A consolidação da economia digital deverá transformar as relações econômicas, mas fará muito mais do que isso. Nosso cotidiano será consideravelmente modificado quando estiverem em funcionamento aplicações concretas de tecnologias como inteligência artificial, impressão em 3D e “Internet das Coisas”. Alguns empregos serão extintos, enquanto outros surgirão. A geografia da economia mundial será redesenhada como consequência da “desglobalização” provocada pela digitalização de determinados processos produtivos. Novos mercados serão criados, ao mesmo tempo em que outros deverão desaparecer.

Esse conjunto de mudanças exigirá novas formas de regulamentação e diversos países estão buscando equipar-se para essa futura realidade. Uma área que merece destaque nesse contexto é a regulamentação do uso de dados pessoais na economia digital.

O Brasil e a UE deverão firmar-se como importantes atores nesse domínio. Há grande número de usuários conectados à Internet tanto no Brasil (cerca de 65% da população) como na UE (85%). As legislações sobre proteção ao uso de dados pessoais, vigentes no Brasil e na UE,  compartilham princípios comuns. Ao mesmo tempo, persistem desafios: o Brasil necessita ampliar a inclusão digital e a UE, consolidar um mercado único digital, uma vez que a integração existente para o comércio de bens não existe integralmente para o ambiente digital na Europa.

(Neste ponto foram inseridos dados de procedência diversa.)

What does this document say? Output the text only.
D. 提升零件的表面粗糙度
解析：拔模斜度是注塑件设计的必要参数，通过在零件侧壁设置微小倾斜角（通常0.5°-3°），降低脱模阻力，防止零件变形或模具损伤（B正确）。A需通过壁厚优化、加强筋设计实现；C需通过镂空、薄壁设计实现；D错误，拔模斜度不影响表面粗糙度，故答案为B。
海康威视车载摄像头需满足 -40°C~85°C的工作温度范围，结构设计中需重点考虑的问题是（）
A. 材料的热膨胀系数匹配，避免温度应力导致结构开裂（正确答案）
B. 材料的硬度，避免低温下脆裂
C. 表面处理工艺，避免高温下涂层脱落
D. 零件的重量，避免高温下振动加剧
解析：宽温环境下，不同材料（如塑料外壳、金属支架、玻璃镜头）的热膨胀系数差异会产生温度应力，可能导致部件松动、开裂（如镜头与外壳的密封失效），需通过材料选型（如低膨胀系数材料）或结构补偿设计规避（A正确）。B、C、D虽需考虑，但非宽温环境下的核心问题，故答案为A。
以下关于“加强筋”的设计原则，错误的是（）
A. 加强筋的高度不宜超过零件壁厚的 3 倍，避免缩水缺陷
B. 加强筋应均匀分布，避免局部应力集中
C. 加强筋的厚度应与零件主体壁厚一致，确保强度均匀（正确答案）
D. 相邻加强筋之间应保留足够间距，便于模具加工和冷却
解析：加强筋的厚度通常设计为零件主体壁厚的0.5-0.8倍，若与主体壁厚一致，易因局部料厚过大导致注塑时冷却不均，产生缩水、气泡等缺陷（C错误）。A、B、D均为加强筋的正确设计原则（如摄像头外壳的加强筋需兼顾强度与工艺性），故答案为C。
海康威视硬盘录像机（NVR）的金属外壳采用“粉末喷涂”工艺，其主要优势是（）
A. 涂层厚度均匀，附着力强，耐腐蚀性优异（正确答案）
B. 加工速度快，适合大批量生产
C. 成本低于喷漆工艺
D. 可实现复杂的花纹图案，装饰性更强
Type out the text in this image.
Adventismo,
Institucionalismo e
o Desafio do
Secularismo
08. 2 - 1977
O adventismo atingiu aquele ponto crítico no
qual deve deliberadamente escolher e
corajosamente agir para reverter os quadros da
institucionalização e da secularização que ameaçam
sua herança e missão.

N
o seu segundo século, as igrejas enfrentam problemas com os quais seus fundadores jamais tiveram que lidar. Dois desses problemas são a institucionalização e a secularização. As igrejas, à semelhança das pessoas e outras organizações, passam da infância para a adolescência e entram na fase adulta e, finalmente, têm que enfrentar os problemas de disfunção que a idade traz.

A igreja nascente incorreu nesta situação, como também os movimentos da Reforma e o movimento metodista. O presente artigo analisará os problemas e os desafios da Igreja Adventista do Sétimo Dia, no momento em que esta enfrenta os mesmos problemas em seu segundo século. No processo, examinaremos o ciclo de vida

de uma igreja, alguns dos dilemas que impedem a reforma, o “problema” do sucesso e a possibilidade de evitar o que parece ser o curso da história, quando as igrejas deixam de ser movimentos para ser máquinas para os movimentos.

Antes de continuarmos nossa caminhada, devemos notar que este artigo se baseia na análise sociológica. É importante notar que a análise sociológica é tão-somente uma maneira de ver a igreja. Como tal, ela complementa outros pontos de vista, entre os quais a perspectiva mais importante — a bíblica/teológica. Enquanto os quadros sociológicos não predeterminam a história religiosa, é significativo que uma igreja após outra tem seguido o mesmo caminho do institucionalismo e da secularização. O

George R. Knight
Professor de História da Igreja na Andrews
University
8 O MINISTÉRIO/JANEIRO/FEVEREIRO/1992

A área digital reúne potencial promissor para uma agenda de maior colaboração entre o Brasil e a UE. Trata-se, ainda, de uma agenda que se estende além das relações econômicas e tem potenciais implicações para áreas como a cooperação em ciência e tecnologia. O cabo submarino que irá conectar diretamente o Brasil à Europa encoraja ainda mais a aposta no segmento digital na nossa agenda bilateral.

Nesse momento em que inicio minha função à frente da Missão do Brasil, avalio que há espaço para inovarmos na relação Brasil-UE, além dos importantes temas que já integram nossa agenda bilateral—como a negociação de um Acordo de Associação Mercosul-UE. A parceria com a Apex-Brasil, que tem sido muito benéfica para esses esforços, será fundamental para  esse objetivo.